For most mid-size crossover consumers, the Blazer’s limited driver involvement won’t matter one bit, though. The price, however, might. With a starting sum of $28,800, the base, front-wheel-drive Blazer L costs $3,300 and $2,455 more than the entry-level, four-cylinder Hyundai Santa Fe SE and Subaru Outback 2.5i (the latter of which comes standard with all-wheel-drive). Meanwhile, the six-cylinder Blazer LT raises the base price to $33,300, or $2,030 and $1,310 more than the similarly powerful, V6-only Nissan Murano S and Honda Passport Sport.

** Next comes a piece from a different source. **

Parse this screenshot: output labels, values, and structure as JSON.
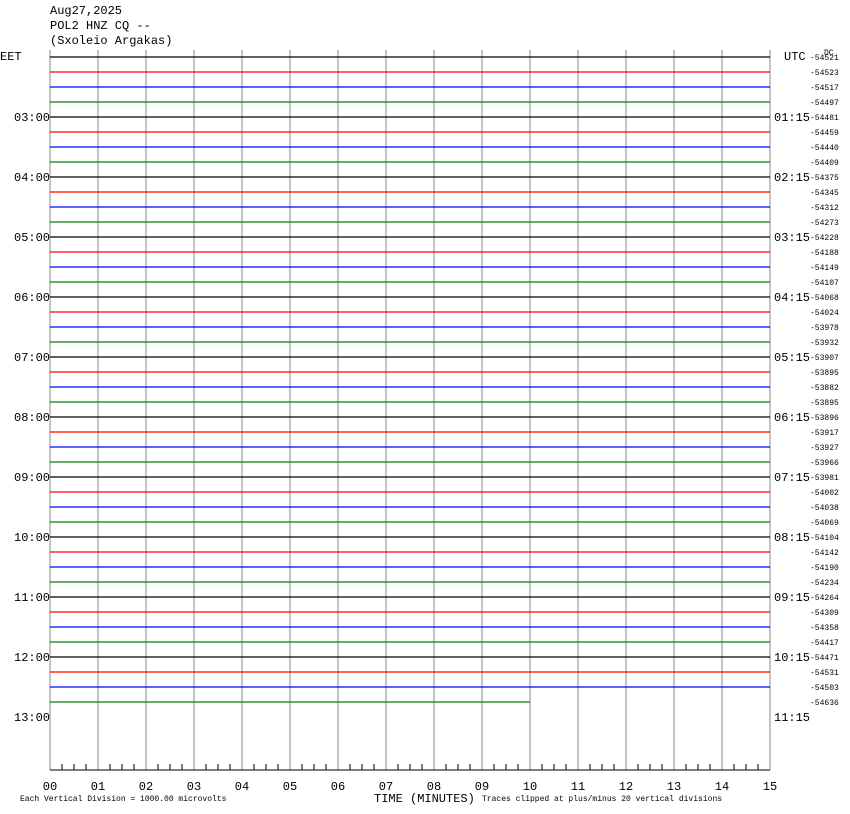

Stepping up to the sporty RS requires shelling out $40,600, and that’s before adding all-wheel drive. While the RS comes equipped with kit such as a proximity key, leather seats, heated and power front seats, a heated steering wheel, and a blind-spot monitor with rear cross-traffic alert, adding features such as a memory seat, a wireless charging pad, heated rear seats, ventilated front seats, adaptive cruise control, automatic front braking, automatic high-beam headlights, lane-keeping assist, and a 360-degree camera requires spending $3,575, as Chevy bundles these items together as part of the Driver Confidence II package. Same goes for the panoramic sunroof that’s only available with 21-inch wheels and tires (20s are standard on the RS) as part of the $2,495 Sun and Wheels package. Factor in the $1,195 destination fee, and you’re looking at a Blazer with a $50,765 price tag, or $6,040 and $4,590 more than the price (including destination) of the all-wheel-drive Honda Passport Elite and Nissan Murano Platinum. Rubbing salt in the Blazer's wound is the fact that both the high-end Honda and Nissan come standard with many of the features Chevy charges extra for.
Much as the success of our early ancestors helped bring on the extinction of the Neanderthals, the triumph of the crossover is leading to the loss of the SUV. The Blazer is back, but the Blazer we knew and loved left us long ago.